I am trying to compose this blog with the assistance of a 10 month old puppy named Carli. She is a French Brittany Spaniel, kind of like a Cocker spaniel but with a long thin body. She is adorable, she is also co-dependent on me, her Mom. She hates me using my desktop computer because she can’t be right next to me. So she jumps up and hits the keyboard and gets my computer programs to do things I didn’t know they could do. She tries to get my attention, tries to get me to play with her, mainly to sit on the couch or bed with her. She just needs me near by.

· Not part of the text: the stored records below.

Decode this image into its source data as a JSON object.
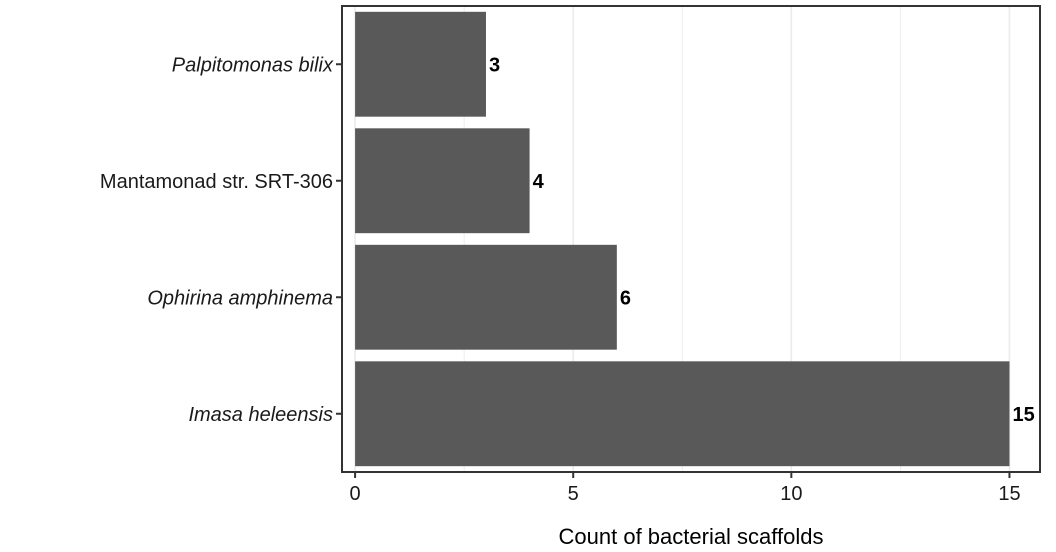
{
  "chart_data": {
    "type": "bar",
    "orientation": "horizontal",
    "categories": [
      "Palpitomonas bilix",
      "Mantamonad str. SRT-306",
      "Ophirina amphinema",
      "Imasa heleensis"
    ],
    "category_italic": [
      true,
      false,
      true,
      true
    ],
    "values": [
      3,
      4,
      6,
      15
    ],
    "data_labels": [
      "3",
      "4",
      "6",
      "15"
    ],
    "xlabel": "Count of bacterial scaffolds",
    "ylabel": "",
    "xlim": [
      -0.3,
      15.7
    ],
    "x_ticks": [
      0,
      5,
      10,
      15
    ],
    "x_tick_labels": [
      "0",
      "5",
      "10",
      "15"
    ],
    "grid": "vertical major and minor",
    "bar_color": "#595959",
    "grid_color": "#ebebeb",
    "legend": "none"
  }
}
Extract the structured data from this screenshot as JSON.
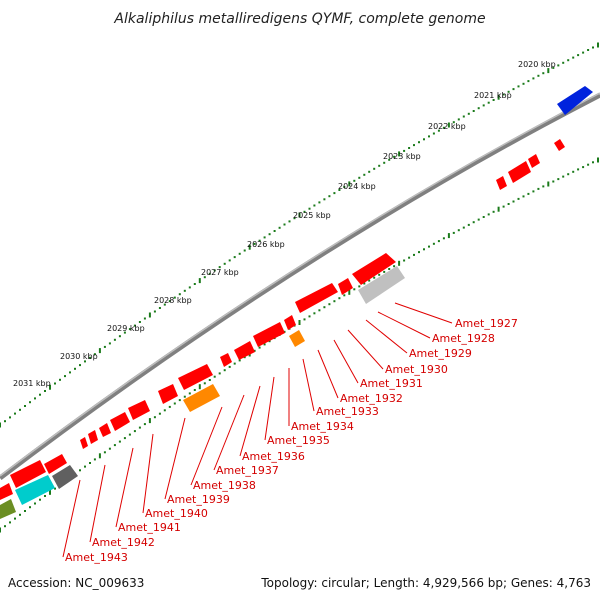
{
  "title": "Alkaliphilus metalliredigens QYMF, complete genome",
  "footer": {
    "accession": "Accession: NC_009633",
    "summary": "Topology: circular; Length: 4,929,566 bp; Genes: 4,763"
  },
  "scale_labels": [
    "2020 kbp",
    "2021 kbp",
    "2022 kbp",
    "2023 kbp",
    "2024 kbp",
    "2025 kbp",
    "2026 kbp",
    "2027 kbp",
    "2028 kbp",
    "2029 kbp",
    "2030 kbp",
    "2031 kbp"
  ],
  "gene_labels": [
    "Amet_1927",
    "Amet_1928",
    "Amet_1929",
    "Amet_1930",
    "Amet_1931",
    "Amet_1932",
    "Amet_1933",
    "Amet_1934",
    "Amet_1935",
    "Amet_1936",
    "Amet_1937",
    "Amet_1938",
    "Amet_1939",
    "Amet_1940",
    "Amet_1941",
    "Amet_1942",
    "Amet_1943"
  ],
  "colors": {
    "forward_cds": "#ff0000",
    "reverse_cds": "#ff0000",
    "rna_blue": "#0022dd",
    "orange": "#ff8800",
    "cyan": "#00cccc",
    "gray_dark": "#606060",
    "gray_light": "#c0c0c0",
    "olive": "#6b8e23",
    "ticks": "#1a7a1a",
    "backbone": "#808080",
    "label": "#d40000"
  }
}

I know she loves me, but sometimes it’s overpowering. I want to be a loving "parent" to her, but I need a life too. I need space, I need to get out and do my thing. As I was getting frustrated with her today, I realized that I treat God the same way. I want to have my own life, to take care of the things I think are important. I need space sometimes from even God. I know God loves me and wants me to spend time with Him. I know God has a great plan for my life, and that gives me comfort. I want to follow God’s plan, I want to be with Him. I know part of being a Christian means I need to do things for others, for the church. But, come on, I’m swamped by life!
Do others feel this way, especially teenagers? So much required at school, at home your parents expect you to keep your room clean, help around the house? Church and youth group? Friends, fun times are important too. Where can our time with God fit in? I realized that I can spend quality time with God by taking quick moments throughout my day to talk to God, listen, and just be with God. I can focus on God when I am outside by just noticing the beauty around me and having a short talk with God. It reduces my stress because I don’t feel that I need to set aside an hour a day for prayer, just small moments that can be so special to us and to God. And ironically, these short times with God make me feel peaceful, and make my day go more smoothly.
And what about Carli? She’s been very patient, so it’s her time NOW.